Dass Arten von Lebewesen nach Forschern benannt werden, ist nicht ungewöhnlich. Seltener kommt vor, dass ganze Gattungen an bestimmte Forscher erinnern. Oft erfolgt die Namensgebung erst nach deren Tod. Dem Leiter der Geowissenschaftlichen Sammlung der Universität Bremen, Jens Lehmann, wird diese Ehre nun schon zu Lebzeiten zuteil. Französische und Schweizer Geowissenschaftler stellen in der Fachzeitschrift „Cretaceous Research“ eine zuvor unbekannte Gattung von Fossilien vor, der sie den Namen Jenslehmannella gegeben haben. Bei den Tieren der Gattung handelt es sich um Ammoniten, Verwandte der heutigen Tintenfische. Mit zahlreichen wissenschaftlichen Beiträgen habe Lehmann das Wissen über diese Tiergruppe vergrößert, heißt es zur Begründung der Namensgebung.

Die Erde ist vor etwa 4,56 Milliarden Jahren entstanden, und die ersten winzigen Organismen tauchten vermutlich bereits nach einigen Hundert Millionen Jahren auf. Bis sich vielzellige Lebewesen entwickelt hatten, dauerte es allerdings sehr lange. Erste Hinweise auf die Besiedelung des Festlands durch Lebewesen stammen aus dem frühen Erdaltertum (Paläozoikum), einem Zeitabschnitt, der vor rund 541 Millionen Jahren begann und vor 252 Millionen Jahren endete. Wenig später tauchten die ersten Dinosaurier auf. Vor 66 Millionen Jahren starben sie aus, ebenso wie die Ammoniten, deren versteinerte Überreste in der Geowissenschaftlichen Sammlung der Universität Bremen eine bedeutende Rolle spielen. Lehmann, der die Sammlung seit dem Jahr 2000 leitet, bezeichnete sie schon vor Jahren als seine „Lieblinge“.

Die Ammoniten behaupteten sich auf der Erde über einen Zeitraum von mehreren Hundert Millionen Jahren.
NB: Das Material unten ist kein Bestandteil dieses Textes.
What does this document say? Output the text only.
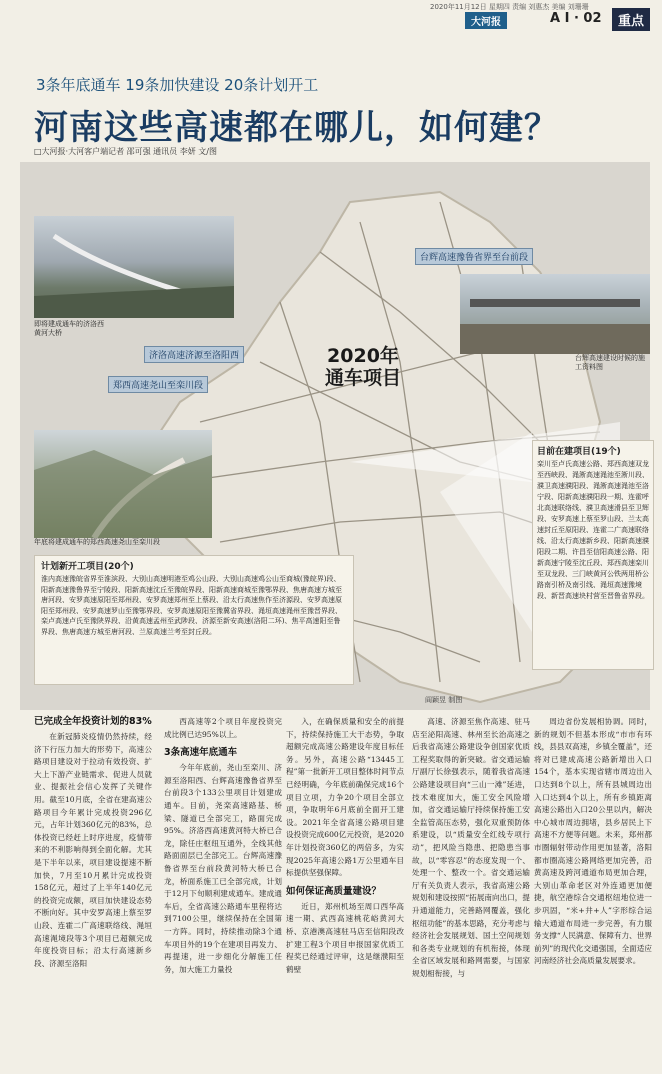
2020年11月12日 星期四 责编 刘惠杰 美编 刘珊珊
大河报	A I · 02	重点
3条年底通车 19条加快建设 20条计划开工
河南这些高速都在哪儿，如何建？
□大河报·大河客户端记者 邵可强 通讯员 李妍 文/图
即将建成通车的济洛西黄河大桥
台辉高速建设时候的施工资料图
年底将建成通车的郑西高速尧山至栾川段
台辉高速豫鲁省界至台前段
济洛高速济源至洛阳西
郑西高速尧山至栾川段
2020年
通车项目
目前在建项目(19个)

栾川至卢氏高速公路、郑西高速双龙至西峡段、渑淅高速渑池至淅川段、濮卫高速濮阳段、渑淅高速渑池至洛宁段、阳新高速濮阳段一期、连霍呼北高速联络线、濮卫高速滑县至卫辉段、安罗高速上蔡至罗山段、兰太高速封丘至原阳段、连霍二广高速联络线、沿太行高速新乡段、阳新高速濮阳段二期、许昌至信阳高速公路、阳新高速宁陵至沈丘段、郑西高速栾川至双龙段、三门峡黄河公铁两用桥公路南引桥及南引线、渑垣高速豫境段、新晋高速块村营至晋鲁省界段。

计划新开工项目(20个)

淮内高速豫皖省界至淮滨段、大别山高速明港至鸡公山段、大别山高速鸡公山至商城(豫皖界)段、阳新高速豫鲁界至宁陵段、阳新高速沈丘至豫皖界段、阳新高速商城至豫鄂界段、焦唐高速方城至唐河段、安罗高速原阳至郑州段、安罗高速郑州至上蔡段、沿太行高速焦作至济源段、安罗高速原阳至郑州段、安罗高速罗山至豫鄂界段、安罗高速原阳至豫冀省界段、渑垣高速渑州至豫晋界段、栾卢高速卢氏至豫陕界段、沿黄高速孟州至武陟段、济源至新安高速(洛阳二环)、焦平高速阳至鲁界段、焦唐高速方城至唐河段、兰原高速兰考至封丘段。

阎颖昱 制图
已完成全年投资计划的83%

在新冠肺炎疫情仍然持续，经济下行压力加大的形势下，高速公路项目建设对于拉动有效投资、扩大上下游产业链需求、促进人员就业、提振社会信心发挥了关键作用。截至10月底，全省在建高速公路项目今年累计完成投资296亿元，占年计划360亿元的83%，总体投资已经赶上时序进度，疫情带来的不利影响得到全面化解。尤其是下半年以来，项目建设提速不断加快，7月至10月累计完成投资158亿元，超过了上半年140亿元的投资完成额，项目加快建设态势不断向好。其中安罗高速上蔡至罗山段、连霍二广高速联络线、渑垣高速渑境段等3个项目已超额完成年度投资目标；沿太行高速新乡段、济源至洛阳

西高速等2个项目年度投资完成比例已达95%以上。

3条高速年底通车

今年年底前，尧山至栾川、济源至洛阳西、台辉高速豫鲁省界至台前段3个133公里项目计划建成通车。目前，尧栾高速路基、桥梁、隧道已全部完工，路面完成95%。济洛西高速黄河特大桥已合龙，除任庄枢纽互通外，全线其他路面面层已全部完工。台辉高速豫鲁省界至台前段黄河特大桥已合龙，桥面系施工已全部完成，计划于12月下旬顺利建成通车。建成通车后，全省高速公路通车里程将达到7100公里，继续保持在全国第一方阵。同时，持续推动除3个通车项目外的19个在建项目再发力、再提速，进一步细化分解施工任务，加大施工力量投

入，在确保质量和安全的前提下，持续保持施工大干态势，争取超额完成高速公路建设年度目标任务。另外，高速公路“13445工程”第一批新开工项目整体时间节点已经明确，今年底前确保完成16个项目立项，力争20个项目全部立项，争取明年6月底前全面开工建设。2021年全省高速公路项目建设投资完成600亿元投资，是2020年计划投资360亿的两倍多，为实现2025年高速公路1万公里通车目标提供坚强保障。

如何保证高质量建设？

近日，郑州机场至周口西华高速一期、武西高速桃花峪黄河大桥、京港澳高速驻马店至信阳段改扩建工程3个项目申报国家优质工程奖已经通过评审，这是继濮阳至鹤壁

高速、济源至焦作高速、驻马店至泌阳高速、林州至长治高速之后我省高速公路建设争创国家优质工程奖取得的新突破。省交通运输厅副厅长徐强表示，随着我省高速公路建设项目向“三山一滩”延进，技术难度加大，施工安全风险增加，省交通运输厅持续保持施工安全监管高压态势，强化双重预防体系建设，以“质量安全红线专项行动”，把风险当隐患、把隐患当事故，以“零容忍”的态度发现一个、处理一个、整改一个。省交通运输厅有关负责人表示，我省高速公路规划和建设按照“拓展南向出口，提升通道能力，完善路网覆盖，强化枢纽功能”的基本思路，充分考虑与经济社会发展规划、国土空间规划和各类专业规划的有机衔接，体现全省区域发展和路网需要，与国家规划相衔接，与

周边省份发展相协调。同时，新的规划不但基本形成“市市有环线，县县双高速，乡镇全覆盖”，还将对已建成高速公路新增出入口154个，基本实现省辖市周边出入口达到8个以上，所有县城周边出入口达到4个以上，所有乡镇距离高速公路出入口20公里以内，解决中心城市周边拥堵，县乡居民上下高速不方便等问题。未来，郑州都市圈辐射带动作用更加显著，洛阳都市圈高速公路网络更加完善，沿黄高速及跨河通道布局更加合理，大别山革命老区对外连通更加便捷，航空港综合交通枢纽地位进一步巩固，“米+井+人”字形综合运输大通道布局进一步完善，有力服务支撑“人民满意、保障有力、世界前列”的现代化交通强国，全面适应河南经济社会高质量发展要求。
In den flachen Randbereichen der Meere waren die Tiere, von denen es Zehntausende Arten gab, zahlreich vertreten. Die meisten Ammonitenfossilien sehen aus wie eine Spirale und erinnern damit an Schnecken. Die Fossilien gehen auf die aus Kalk bestehenden Schalen der Tiere zurück. Kopf und Arme schauten aus dem vorderen Teil des Kalkgehäuses, in dem der Körper steckte, heraus. Der hintere Teil des Gehäuses diente vermutlich als Auftriebskörper, der es den Tieren ermöglichte, im Wasser zu schweben. Er bestand aus gasgefüllten Kammern. Überreste aus den Mägen solcher Meeresbewohner liefern Hinweise, dass sie sich von Seelilien und Muschelkrebsen ernährten. Forscher halten es für möglich, dass Ammoniten wie Tintenfische zehn Arme hatten.

Die Ammoniten der Gattung Jenslehmannella unterscheiden sich von anderen dadurch, dass die Schalen nicht spiralförmig aufgerollt, sondern entrollt sind. Die Windungen liegen frei. Bislang ist nur eine Art der Gattung bekannt: Jenslehmannella bangestanense. Wie Lehmann erläutert, stammen die Überreste aus 120 Millionen Jahre alten Gesteinsschichten im Iran. Zu Lebzeiten der Tiere war das Gebiet vom Meer überflutet. Der Hintergrund: Die Lage der Landmassen hat sich im Laufe der Erdgeschichte ständig verändert. So lebten beispielsweise die Dinosaurier vor 225 Millionen Jahren auf einer einzigen riesigen Landmasse. Rund 100 Millionen Jahre später hatten sich die dicken Gesteinsplatten, aus denen die feste Schale der Erde zusammengesetzt ist, wieder so stark verschoben, dass unterschiedliche Landmassen mit breiten Gräben dazwischen entstanden waren. Als Dinosaurier und Ammoniten vor 66 Millionen Jahren ausstarben, waren Nordamerika, Südamerika, Afrika und Asien voneinander getrennt, während die antarktische Landmasse zusammen mit der australischen im Süden eine Einheit bildete.

Nach den Worten von Lehmann waren Ammoniten mit entrollten Schalen in der Kreidezeit, das heißt in der Zeit vor 145 bis 66 Millionen Jahren, weit verbreitet. Sie gehörten zu den zuletzt ausgestorbenen Ammoniten. Offenkundig habe es sich bei ihnen um ein Erfolgsmodell der Evolution gehandelt, erklärt der Bremer Geowissenschaftler. Die Gründe dafür seien allerdings unklar. Vorstellbar sei, dass aufgrund eines steigenden Meeresspiegels alte Lebensräume verändert worden und neue entstanden seien.